Mum-of-two Karli Hyder was still enjoying the newborn bubble of bliss when her six-week-old daughter, Anthea, woke from her afternoon nap screaming.
"It started off just like her colic scream and then progressively got more and more high pitched. I knew there something not quite right," the Toowoomba mum remembers. "There became a real groan and we noticed one side of her mouth was drooping and her eyes were rolling back. She was cool to touch but really sweaty. We checked her temp and it was 32.8."
Panic began to set in and concern that perhaps she had overdosed her baby on Panadol before putting her to bed.
Ms Hyder and her husband, Dan, decided to take no chances and rushed their baby to the local hospital, believing it was better to be safe than sorry.
During the ten-minute drive to the hospital Anthea became unresponsive. "I had to pinch her to get a response from her. I was talking to her, but she wasn't doing anything. I was pinching her toes to keep her going," Ms Hyder said.
"She was limp when we arrived at the hospital. Her heart rate was quite low, and they started pushing adrenaline through to bring her heart rate up and a heated newborn bed to get her temperature up."
A team of doctors and nurses worked on Anthea but after ruling out sepsis they quickly realised she needed more specialised care and a helicopter was sent to transfer her to Lady Cilento Children's Hospital in Brisbane.
Because Anthea was so young and extra retrieval doctors were needed for the flight, there was no room left for her parents.
"The medical team told us they didn't know if she would survive the flight.

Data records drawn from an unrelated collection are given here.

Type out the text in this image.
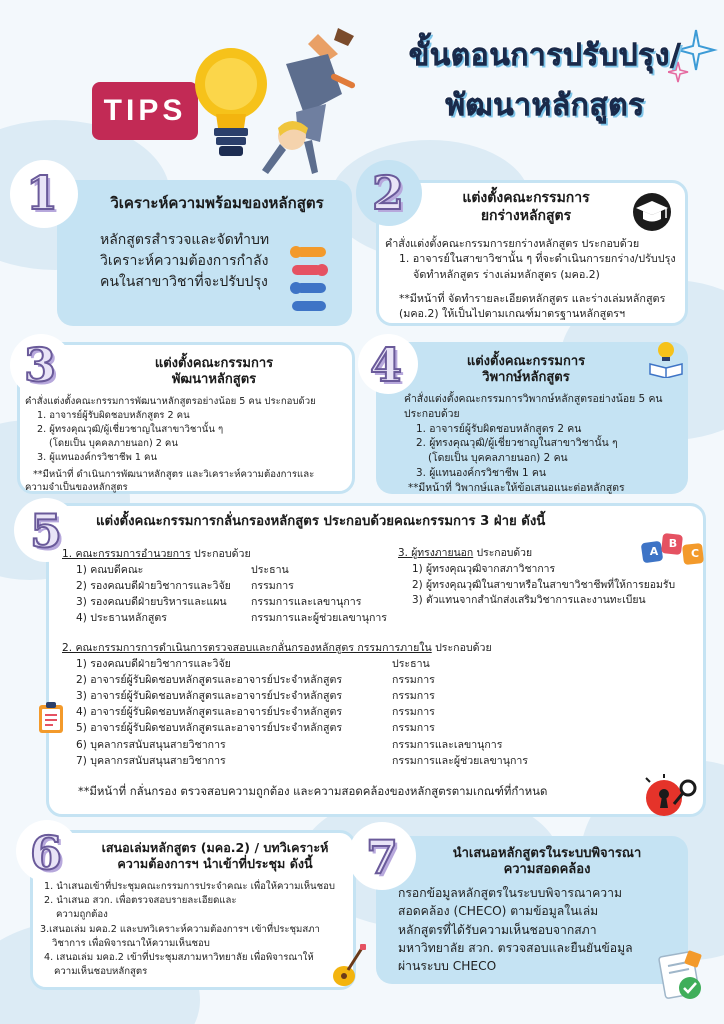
TIPS
ขั้นตอนการปรับปรุง/
พัฒนาหลักสูตร
1	วิเคราะห์ความพร้อมของหลักสูตร
หลักสูตรสำรวจและจัดทำบท
วิเคราะห์ความต้องการกำลัง
คนในสาขาวิชาที่จะปรับปรุง
2	แต่งตั้งคณะกรรมการ
ยกร่างหลักสูตร
คำสั่งแต่งตั้งคณะกรรมการยกร่างหลักสูตร ประกอบด้วย
1. อาจารย์ในสาขาวิชานั้น ๆ ที่จะดำเนินการยกร่าง/ปรับปรุง
จัดทำหลักสูตร ร่างเล่มหลักสูตร (มคอ.2)
**มีหน้าที่ จัดทำรายละเอียดหลักสูตร และร่างเล่มหลักสูตร
(มคอ.2) ให้เป็นไปตามเกณฑ์มาตรฐานหลักสูตรฯ
3	แต่งตั้งคณะกรรมการ
พัฒนาหลักสูตร
คำสั่งแต่งตั้งคณะกรรมการพัฒนาหลักสูตรอย่างน้อย 5 คน ประกอบด้วย
1. อาจารย์ผู้รับผิดชอบหลักสูตร 2 คน
2. ผู้ทรงคุณวุฒิ/ผู้เชี่ยวชาญในสาขาวิชานั้น ๆ
(โดยเป็น บุคคลภายนอก) 2 คน
3. ผู้แทนองค์กรวิชาชีพ 1 คน
**มีหน้าที่ ดำเนินการพัฒนาหลักสูตร และวิเคราะห์ความต้องการและ
ความจำเป็นของหลักสูตร
4	แต่งตั้งคณะกรรมการ
วิพากษ์หลักสูตร
คำสั่งแต่งตั้งคณะกรรมการวิพากษ์หลักสูตรอย่างน้อย 5 คน
ประกอบด้วย
1. อาจารย์ผู้รับผิดชอบหลักสูตร 2 คน
2. ผู้ทรงคุณวุฒิ/ผู้เชี่ยวชาญในสาขาวิชานั้น ๆ
(โดยเป็น บุคคลภายนอก) 2 คน
3. ผู้แทนองค์กรวิชาชีพ 1 คน
**มีหน้าที่ วิพากษ์และให้ข้อเสนอแนะต่อหลักสูตร
5	แต่งตั้งคณะกรรมการกลั่นกรองหลักสูตร ประกอบด้วยคณะกรรมการ 3 ฝ่าย ดังนี้
A
B
C
1. คณะกรรมการอำนวยการ ประกอบด้วย
1) คณบดีคณะ	ประธาน
2) รองคณบดีฝ่ายวิชาการและวิจัย	กรรมการ
3) รองคณบดีฝ่ายบริหารและแผน	กรรมการและเลขานุการ
4) ประธานหลักสูตร	กรรมการและผู้ช่วยเลขานุการ
3. ผู้ทรงภายนอก ประกอบด้วย
1) ผู้ทรงคุณวุฒิจากสภาวิชาการ
2) ผู้ทรงคุณวุฒิในสาขาหรือในสาขาวิชาชีพที่ให้การยอมรับ
3) ตัวแทนจากสำนักส่งเสริมวิชาการและงานทะเบียน
2. คณะกรรมการการดำเนินการตรวจสอบและกลั่นกรองหลักสูตร กรรมการภายใน ประกอบด้วย
1) รองคณบดีฝ่ายวิชาการและวิจัย	ประธาน
2) อาจารย์ผู้รับผิดชอบหลักสูตรและอาจารย์ประจำหลักสูตร	กรรมการ
3) อาจารย์ผู้รับผิดชอบหลักสูตรและอาจารย์ประจำหลักสูตร	กรรมการ
4) อาจารย์ผู้รับผิดชอบหลักสูตรและอาจารย์ประจำหลักสูตร	กรรมการ
5) อาจารย์ผู้รับผิดชอบหลักสูตรและอาจารย์ประจำหลักสูตร	กรรมการ
6) บุคลากรสนับสนุนสายวิชาการ	กรรมการและเลขานุการ
7) บุคลากรสนับสนุนสายวิชาการ	กรรมการและผู้ช่วยเลขานุการ
**มีหน้าที่ กลั่นกรอง ตรวจสอบความถูกต้อง และความสอดคล้องของหลักสูตรตามเกณฑ์ที่กำหนด
6	เสนอเล่มหลักสูตร (มคอ.2) / บทวิเคราะห์
ความต้องการฯ นำเข้าที่ประชุม ดังนี้
1. นำเสนอเข้าที่ประชุมคณะกรรมการประจำคณะ เพื่อให้ความเห็นชอบ
2. นำเสนอ สวก. เพื่อตรวจสอบรายละเอียดและ
ความถูกต้อง
3.เสนอเล่ม มคอ.2 และบทวิเคราะห์ความต้องการฯ เข้าที่ประชุมสภา
วิชาการ เพื่อพิจารณาให้ความเห็นชอบ
4. เสนอเล่ม มคอ.2 เข้าที่ประชุมสภามหาวิทยาลัย เพื่อพิจารณาให้
ความเห็นชอบหลักสูตร
7	นำเสนอหลักสูตรในระบบพิจารณา
ความสอดคล้อง
กรอกข้อมูลหลักสูตรในระบบพิจารณาความ
สอดคล้อง (CHECO) ตามข้อมูลในเล่ม
หลักสูตรที่ได้รับความเห็นชอบจากสภา
มหาวิทยาลัย สวก. ตรวจสอบและยืนยันข้อมูล
ผ่านระบบ CHECO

They told us to say our goodbyes. We said, 'no, we'd see her in Brisbane', but he was insistent. We were extremely distraught."

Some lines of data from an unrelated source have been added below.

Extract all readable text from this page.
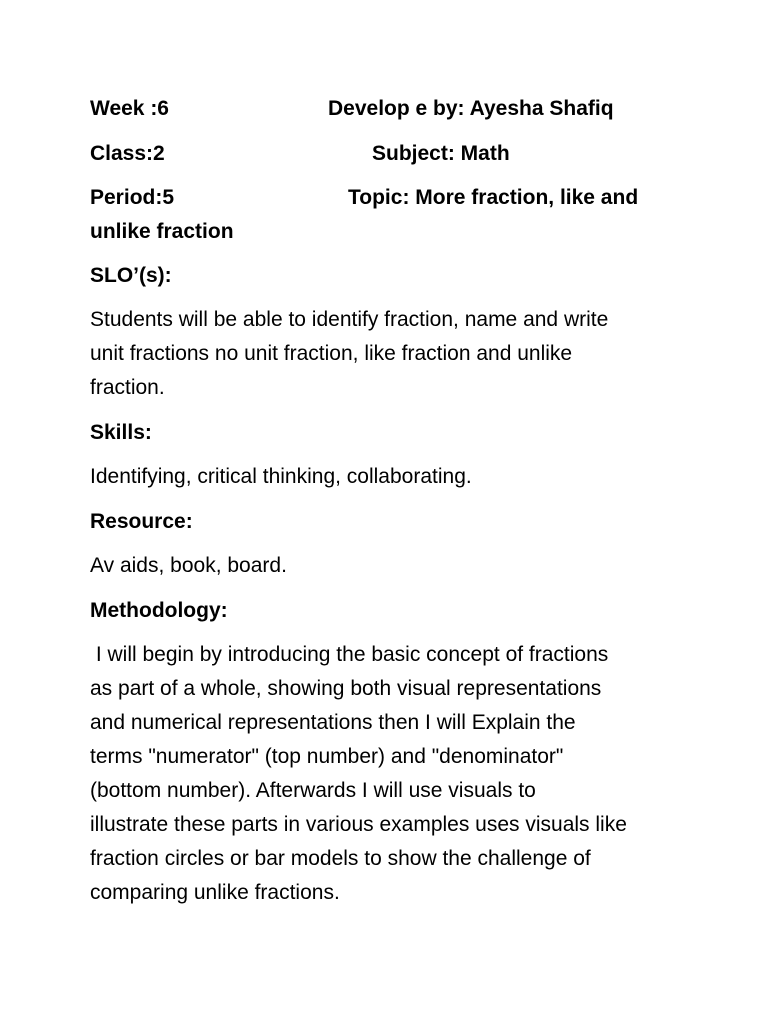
Week :6	Develop e by: Ayesha Shafiq
Class:2	Subject: Math
Period:5	Topic: More fraction, like and
unlike fraction
SLO’(s):
Students will be able to identify fraction, name and write
unit fractions no unit fraction, like fraction and unlike
fraction.
Skills:
Identifying, critical thinking, collaborating.
Resource:
Av aids, book, board.
Methodology:
I will begin by introducing the basic concept of fractions
as part of a whole, showing both visual representations
and numerical representations then I will Explain the
terms "numerator" (top number) and "denominator"
(bottom number). Afterwards I will use visuals to
illustrate these parts in various examples uses visuals like
fraction circles or bar models to show the challenge of
comparing unlike fractions.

As Anthea was put in an induced coma and intubated, her parents heartbreakingly said their goodbyes and anxiously drove an hour and 40 minutes through the night to Brisbane not knowing if their baby would be alive when they arrived.
"We still had no idea what was even wrong. All the blood tests showed nothing wrong," Ms Hyder said.
"When we arrived in Brisbane, they were still connecting her to the monitors and there were at least ten doctors and nurses in the room. Infant specialists, social workers, paediatricians and nurses.
"I needed to know what was happening straight away."
An ultrasound overnight showed fluid on the brain and at 6am the couple received a phone call to say she had become unstable and they were rushing her in for an MRI. The MRI showed a massive haemorrhage in the cerebellum and retinal haemorrhages affecting her eyesight.
"It took us time to realise she had had a stroke," Ms Hyder says. "It was complete shock and disbelief. We had no idea babies could have a stroke. It's something that affects old people we thought."
Anthea was then rushed into surgery to drain the blood and have a drain left in in case the intracranial pressure rose again. For Karli and Dan it was another excruciating wait as doctors spent eight hours operating and eventually stemmed the bleeding and removed a blood clot the size of a 50 cent piece.
During this time preparations were also made for Karli's mum to bring their two-year-old son to Brisbane.
"He was very worried about where his sister was. How do you tell him she didn't survive what had happened?"
Anthea needed five adult bags of blood to stabilise her and twice daily injections of Vitamin K to get her blood to clot, but she was alive.
After the surgery they were told they'd have to just watch her over the next 12 hours, 24 hours and then 48 hours as sedation and morphine was reduced, and levels of ventilation were reduced before finally being turned off.
It wasn't until day four she was able to return to the normal ward where she spent another two weeks.
Anthea couldn't start pureed food until 12-months-old because her tongue didn't work properly.
Now, two years after the ordeal, the toddler is still not walking without holding onto something because of poor muscle tone. She has delayed speech and is still struggles with eating certain foods. Her eyesight is significantly damaged, and her teeth are also decayed due to the all medication she had to have.
Despite all of that Karli said she feels incredibly lucky and grateful that she has been minimally impacted.
"I've seen what others have gone through. You have to take the positive things," she believed.
Doctors were never able to establish what caused Anthea's stroke and genetic tests ruled out any genetic issues.
Karli hopes that other mums will not hesitate to seek help if they suspect something is wrong with their babies.
"If it doesn't feel right go and get it checked. I would hate to think if we had just thought it was colic."
After experiencing such support and comfort from a team of nurses, Karli decided to give up her career and has taken up studying nursing.
"The nurses were amazing and an inspiration which cemented what I wanted to do. I want to give back and help other people in a similar situation."
According to the Stroke Foundation every year about two children in 100,000 will have a stroke. Strokes can occur in all ages from newborns to teenagers. Sometimes strokes occur in babies before they are born with an estimate of one newborn in every 2,300 – 5000 having a stroke.
The causes of childhood stroke are poorly understood and the cause of stroke in newborns is usually unknown.